PARIS/HELSINKI/STOCKHOLM, 21 avril (Reuters) - Le rachat d'Alcatel-Lucent par son concurrent Nokia pourrait éviter les écueils rencontrés par de précédentes fusions dans les équipements télécoms grâce à la profonde transformation intervenue ces dix dernières années dans la façon dont ces matériels sont développés et lancés.

La tête et les jambes des réseaux télécoms résident aujourd'hui dans les logiciels qui sont programmables et flexibles et non plus dans des infrastructures dédiées. Les produits sont davantage modulables avec des interfaces ouvertes permettant aux équipements de différents fabricants d'interagir entre eux.

Cette évolution devrait permettre une intégration plus rapide et moins coûteuse des gammes de produits du finlandais et du franco-américain, estiment analystes et dirigeants du secteur, et pourrait contribuer à ce que Nokia réussisse là où de précédentes opérations ont échoué.

Le groupe s'est engagé à dégager 900 millions d'euros de synergies d'ici 2019 grâce au rachat d'Alcatel-Lucent qu'il compte boucler au premier semestre 2016. Les analystes estiment que l'essentiel des réductions de coûts viendra du mobile, où les produits de Nokia dans la 4G remplaceront à terme ceux d'Alcatel, permettant de réduire les budgets élevés de R&D et de redéployer les équipes d'ingénieurs.

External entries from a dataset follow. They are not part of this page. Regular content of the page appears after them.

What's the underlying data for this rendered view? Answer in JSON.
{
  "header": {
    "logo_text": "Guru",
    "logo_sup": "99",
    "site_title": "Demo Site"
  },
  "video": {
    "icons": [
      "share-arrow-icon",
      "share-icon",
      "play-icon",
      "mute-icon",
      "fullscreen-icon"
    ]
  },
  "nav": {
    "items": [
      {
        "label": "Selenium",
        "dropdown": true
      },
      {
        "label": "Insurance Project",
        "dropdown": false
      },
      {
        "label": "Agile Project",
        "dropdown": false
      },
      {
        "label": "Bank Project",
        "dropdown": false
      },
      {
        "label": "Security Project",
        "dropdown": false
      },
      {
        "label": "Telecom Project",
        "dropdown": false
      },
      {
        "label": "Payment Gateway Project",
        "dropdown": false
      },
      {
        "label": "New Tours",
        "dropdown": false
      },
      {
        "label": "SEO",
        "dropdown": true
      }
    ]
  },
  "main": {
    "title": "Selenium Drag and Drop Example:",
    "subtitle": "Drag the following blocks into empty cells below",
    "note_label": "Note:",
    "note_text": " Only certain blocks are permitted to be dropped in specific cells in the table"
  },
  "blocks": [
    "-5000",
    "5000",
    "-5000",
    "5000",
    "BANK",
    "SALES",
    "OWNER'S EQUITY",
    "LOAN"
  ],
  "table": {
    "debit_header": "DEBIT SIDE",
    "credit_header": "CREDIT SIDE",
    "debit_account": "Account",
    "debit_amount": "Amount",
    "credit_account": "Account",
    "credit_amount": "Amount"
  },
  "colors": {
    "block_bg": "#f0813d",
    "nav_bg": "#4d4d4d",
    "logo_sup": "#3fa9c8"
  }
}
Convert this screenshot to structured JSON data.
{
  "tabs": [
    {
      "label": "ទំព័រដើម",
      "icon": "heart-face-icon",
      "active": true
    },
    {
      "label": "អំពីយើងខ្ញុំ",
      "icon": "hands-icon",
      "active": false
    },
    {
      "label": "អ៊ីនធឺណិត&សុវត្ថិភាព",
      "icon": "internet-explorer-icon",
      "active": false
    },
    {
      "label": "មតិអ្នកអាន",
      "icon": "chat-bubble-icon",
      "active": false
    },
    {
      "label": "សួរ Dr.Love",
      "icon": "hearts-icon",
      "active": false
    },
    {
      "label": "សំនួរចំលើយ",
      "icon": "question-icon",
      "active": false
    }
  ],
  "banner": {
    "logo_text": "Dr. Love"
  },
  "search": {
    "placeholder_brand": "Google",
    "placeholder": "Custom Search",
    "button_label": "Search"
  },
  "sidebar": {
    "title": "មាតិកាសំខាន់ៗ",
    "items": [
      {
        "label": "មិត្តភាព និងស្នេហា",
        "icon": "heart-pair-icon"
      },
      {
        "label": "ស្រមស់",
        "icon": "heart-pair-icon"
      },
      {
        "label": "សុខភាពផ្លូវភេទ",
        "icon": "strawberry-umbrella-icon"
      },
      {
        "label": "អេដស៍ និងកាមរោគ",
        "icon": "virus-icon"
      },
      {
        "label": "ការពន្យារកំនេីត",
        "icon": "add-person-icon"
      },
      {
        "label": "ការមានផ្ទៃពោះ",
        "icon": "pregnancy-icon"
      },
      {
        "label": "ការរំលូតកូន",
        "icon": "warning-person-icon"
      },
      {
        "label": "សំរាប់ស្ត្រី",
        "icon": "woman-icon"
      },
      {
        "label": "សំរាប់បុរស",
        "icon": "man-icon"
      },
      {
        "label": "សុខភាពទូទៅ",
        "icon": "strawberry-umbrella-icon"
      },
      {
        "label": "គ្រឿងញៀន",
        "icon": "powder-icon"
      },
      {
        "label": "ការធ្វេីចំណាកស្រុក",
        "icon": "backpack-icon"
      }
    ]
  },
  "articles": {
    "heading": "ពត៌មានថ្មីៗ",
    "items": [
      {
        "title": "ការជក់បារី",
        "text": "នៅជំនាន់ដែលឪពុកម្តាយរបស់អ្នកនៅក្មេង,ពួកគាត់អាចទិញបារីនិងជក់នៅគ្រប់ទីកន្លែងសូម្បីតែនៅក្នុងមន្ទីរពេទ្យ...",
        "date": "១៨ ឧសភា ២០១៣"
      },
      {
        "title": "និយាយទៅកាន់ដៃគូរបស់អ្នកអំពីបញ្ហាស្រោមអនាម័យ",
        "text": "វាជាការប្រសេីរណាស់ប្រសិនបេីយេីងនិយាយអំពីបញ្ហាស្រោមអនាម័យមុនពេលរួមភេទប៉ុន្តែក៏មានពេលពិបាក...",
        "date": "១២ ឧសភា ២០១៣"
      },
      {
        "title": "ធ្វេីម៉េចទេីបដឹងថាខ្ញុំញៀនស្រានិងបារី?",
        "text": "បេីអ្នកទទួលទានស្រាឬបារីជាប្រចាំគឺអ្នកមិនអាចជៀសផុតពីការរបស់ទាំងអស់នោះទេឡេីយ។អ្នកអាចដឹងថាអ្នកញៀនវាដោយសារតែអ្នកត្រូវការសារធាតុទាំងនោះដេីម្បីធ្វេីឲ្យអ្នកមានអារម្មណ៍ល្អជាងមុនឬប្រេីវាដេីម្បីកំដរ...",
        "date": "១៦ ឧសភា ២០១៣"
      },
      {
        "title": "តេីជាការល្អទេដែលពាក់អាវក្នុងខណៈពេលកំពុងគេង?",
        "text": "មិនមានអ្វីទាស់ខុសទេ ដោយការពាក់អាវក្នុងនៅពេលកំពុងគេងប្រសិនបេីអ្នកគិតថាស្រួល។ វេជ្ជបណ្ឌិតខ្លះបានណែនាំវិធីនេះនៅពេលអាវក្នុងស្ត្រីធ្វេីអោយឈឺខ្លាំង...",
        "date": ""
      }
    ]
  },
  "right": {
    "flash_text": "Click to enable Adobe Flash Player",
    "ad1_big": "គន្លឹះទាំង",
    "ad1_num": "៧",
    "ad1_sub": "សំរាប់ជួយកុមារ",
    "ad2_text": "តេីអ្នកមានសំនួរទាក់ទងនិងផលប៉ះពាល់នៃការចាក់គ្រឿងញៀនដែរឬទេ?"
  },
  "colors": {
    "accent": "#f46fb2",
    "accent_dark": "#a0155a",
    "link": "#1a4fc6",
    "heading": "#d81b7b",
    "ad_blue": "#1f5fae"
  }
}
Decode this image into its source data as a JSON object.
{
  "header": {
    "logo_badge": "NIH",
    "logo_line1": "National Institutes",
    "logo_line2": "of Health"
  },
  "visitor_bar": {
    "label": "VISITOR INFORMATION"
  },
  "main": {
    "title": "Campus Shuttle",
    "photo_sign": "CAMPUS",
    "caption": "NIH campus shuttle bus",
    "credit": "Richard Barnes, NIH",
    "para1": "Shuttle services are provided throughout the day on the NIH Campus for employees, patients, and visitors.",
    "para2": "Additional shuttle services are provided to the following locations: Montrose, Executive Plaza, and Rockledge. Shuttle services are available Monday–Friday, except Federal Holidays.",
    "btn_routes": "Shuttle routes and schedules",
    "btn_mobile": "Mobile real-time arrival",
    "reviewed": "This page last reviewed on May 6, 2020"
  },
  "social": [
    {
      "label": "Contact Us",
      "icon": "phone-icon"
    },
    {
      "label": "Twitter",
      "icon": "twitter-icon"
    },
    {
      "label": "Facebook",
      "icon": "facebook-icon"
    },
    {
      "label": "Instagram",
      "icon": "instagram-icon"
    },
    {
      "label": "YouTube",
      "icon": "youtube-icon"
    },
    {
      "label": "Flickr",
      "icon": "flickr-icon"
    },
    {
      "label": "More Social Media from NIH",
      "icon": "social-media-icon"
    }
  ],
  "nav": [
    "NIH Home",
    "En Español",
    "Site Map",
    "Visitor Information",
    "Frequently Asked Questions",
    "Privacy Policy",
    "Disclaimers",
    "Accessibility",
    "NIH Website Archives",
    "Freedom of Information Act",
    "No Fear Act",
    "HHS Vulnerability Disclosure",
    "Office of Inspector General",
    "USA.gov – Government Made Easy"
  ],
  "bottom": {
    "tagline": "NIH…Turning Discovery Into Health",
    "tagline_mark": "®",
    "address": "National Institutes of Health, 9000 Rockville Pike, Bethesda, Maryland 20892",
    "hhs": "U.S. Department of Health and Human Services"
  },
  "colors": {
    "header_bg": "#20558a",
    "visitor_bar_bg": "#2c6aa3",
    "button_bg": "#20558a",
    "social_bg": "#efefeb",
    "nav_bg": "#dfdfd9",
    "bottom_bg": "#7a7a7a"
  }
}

Mais l'histoire des fusions dans le secteur est peu glorieuse à l'image des rapprochements entre Alcatel et Lucent et Nokia et Siemens en 2006.

Les réductions de coûts promises lors de ces transactions ont fini par être redonnées aux consommateurs à travers des baisses de prix car les concurrents Ericsson et Huawei sont passés à l'offensive pendant que ces groupes étaient accaparés par la mise en oeuvre de leur fusion.